Five Degrees, a High-Powered Life, and a Tent: Why a Well-Off Chinese Man Chose Homelessness
Lu Wei, 32, used to hold multiple degrees and live a high-income life. Now he is homeless by choice. He calls it liberation. Lu Wei’s childhood was a constant race for approval. Love in the family came from top grades and flawless behavior. The moments of genuine happiness came only from his grandfather and uncle, who treated him kindly. His father punished him for any fault. He was left-handed, and his father forced him to switch—every act of resistance earned a harsher punishment. The rift with his father poisoned their relationship forever. At age ten, the family emigrated to New Zealand. His mother, absorbed by the move, failed to notice that her son needed support. A neighbor’s child called him “mommy’s boy,” and the sting of that label stayed with him. He released his mother’s hand and never held it again. The world grew harsher when he entered a boarding school and a brutal swimming teacher taught through fear—throwing non-swimmers into deep water and pulling them out only when they almost drowned. Every Sunday, he tried to run away; each time, his parents brought him back. The world felt hostile, demanding constant performances to survive. This is not a tale of an anti-education stance. It’s the story of a young man who felt torn between what others expected and who he was inside—with five degrees and a resume that gleamed, yet a heart that remained restless.
In This Article:
A Life Under Pressure: The Quest for Parental Approval and the Breaks That Shaped Him
With two bachelor’s degrees and three master’s degrees, Lu’s CV read like a trophy collection: Sydney, New York, Beijing, Paris. He believed success meant pleasing his parents and climbing higher on the corporate ladder. He saw himself as an idealist and a dreamer, but the world pressed him into numbers, performance reviews, and endless competition. Interviews felt like a performance of self-selling; even failures were reframed to look presentable. A prestigious Paris job with a six-figure salary did not bring meaning. He watched colleagues in their thirties and forties—careers hardly changing—and felt the hollow echo of progress as anxiety and fatigue grew inside him. The turning point came with the pandemic: locked in a Paris apartment, he fell into depression, spent days glued to computer games, forgot to eat, and lost track of time. His life felt like a borrowed script.

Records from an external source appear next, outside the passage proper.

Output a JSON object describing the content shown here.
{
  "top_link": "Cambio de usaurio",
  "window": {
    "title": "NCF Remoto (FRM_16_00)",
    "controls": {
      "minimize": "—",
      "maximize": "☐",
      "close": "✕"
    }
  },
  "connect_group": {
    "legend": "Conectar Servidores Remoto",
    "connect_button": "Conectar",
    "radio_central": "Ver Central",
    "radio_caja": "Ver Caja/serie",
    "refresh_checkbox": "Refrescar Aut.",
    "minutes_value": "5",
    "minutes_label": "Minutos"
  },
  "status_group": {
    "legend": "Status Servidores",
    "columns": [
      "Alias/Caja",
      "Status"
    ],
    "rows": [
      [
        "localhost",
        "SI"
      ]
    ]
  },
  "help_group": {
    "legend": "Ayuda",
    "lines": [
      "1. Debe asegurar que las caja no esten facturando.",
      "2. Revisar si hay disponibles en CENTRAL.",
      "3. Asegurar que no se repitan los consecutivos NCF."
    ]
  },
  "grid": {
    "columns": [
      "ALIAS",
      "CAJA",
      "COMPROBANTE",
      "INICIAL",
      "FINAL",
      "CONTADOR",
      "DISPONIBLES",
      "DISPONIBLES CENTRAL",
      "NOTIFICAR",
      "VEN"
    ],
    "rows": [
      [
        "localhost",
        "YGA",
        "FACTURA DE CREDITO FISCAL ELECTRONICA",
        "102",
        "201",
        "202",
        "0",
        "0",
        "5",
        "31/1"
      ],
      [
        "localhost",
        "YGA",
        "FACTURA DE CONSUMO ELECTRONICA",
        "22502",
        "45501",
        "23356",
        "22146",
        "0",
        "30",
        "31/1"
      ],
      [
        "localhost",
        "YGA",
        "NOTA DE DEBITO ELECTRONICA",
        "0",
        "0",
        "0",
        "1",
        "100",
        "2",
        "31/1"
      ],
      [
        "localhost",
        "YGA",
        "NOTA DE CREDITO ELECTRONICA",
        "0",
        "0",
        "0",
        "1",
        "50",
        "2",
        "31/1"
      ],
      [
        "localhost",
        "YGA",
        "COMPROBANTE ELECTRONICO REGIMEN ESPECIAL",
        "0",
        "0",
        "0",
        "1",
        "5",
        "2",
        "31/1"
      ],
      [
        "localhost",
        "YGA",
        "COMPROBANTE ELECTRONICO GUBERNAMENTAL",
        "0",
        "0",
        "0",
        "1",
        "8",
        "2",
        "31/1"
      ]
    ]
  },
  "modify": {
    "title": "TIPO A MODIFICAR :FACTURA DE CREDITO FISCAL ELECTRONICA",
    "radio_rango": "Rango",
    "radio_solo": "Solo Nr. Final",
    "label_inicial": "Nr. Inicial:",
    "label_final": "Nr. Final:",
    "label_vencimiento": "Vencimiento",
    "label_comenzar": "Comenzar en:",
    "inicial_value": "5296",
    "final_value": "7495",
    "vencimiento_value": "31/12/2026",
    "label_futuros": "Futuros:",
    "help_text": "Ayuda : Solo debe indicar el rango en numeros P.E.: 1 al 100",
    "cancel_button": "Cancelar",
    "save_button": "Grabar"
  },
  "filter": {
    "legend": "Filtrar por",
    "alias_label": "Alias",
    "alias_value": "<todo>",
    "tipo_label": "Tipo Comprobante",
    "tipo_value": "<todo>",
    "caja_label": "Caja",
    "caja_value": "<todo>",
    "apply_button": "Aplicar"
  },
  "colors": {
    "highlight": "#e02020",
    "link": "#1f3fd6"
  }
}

Education vs. Inner Truth: The Price of Perfection
A chance meeting with other lost expatriates offered a lifeline. They decided to start simple: find work that didn’t require specialized skills. Lu began washing dishes in a Chinese restaurant’s kitchen and found a surprising source of happiness in the present moment. The pursuit of an ideal future collapsed; he realized he had been chasing a carrot he dangled for himself—an illusion that never arrived. The simple act of being present, even in a backroom, felt more real than any promotion. This shift was not a rejection of education, but a redefinition of what it means to be successful. He began to see the world as a place for genuine connection, not just credentials and status.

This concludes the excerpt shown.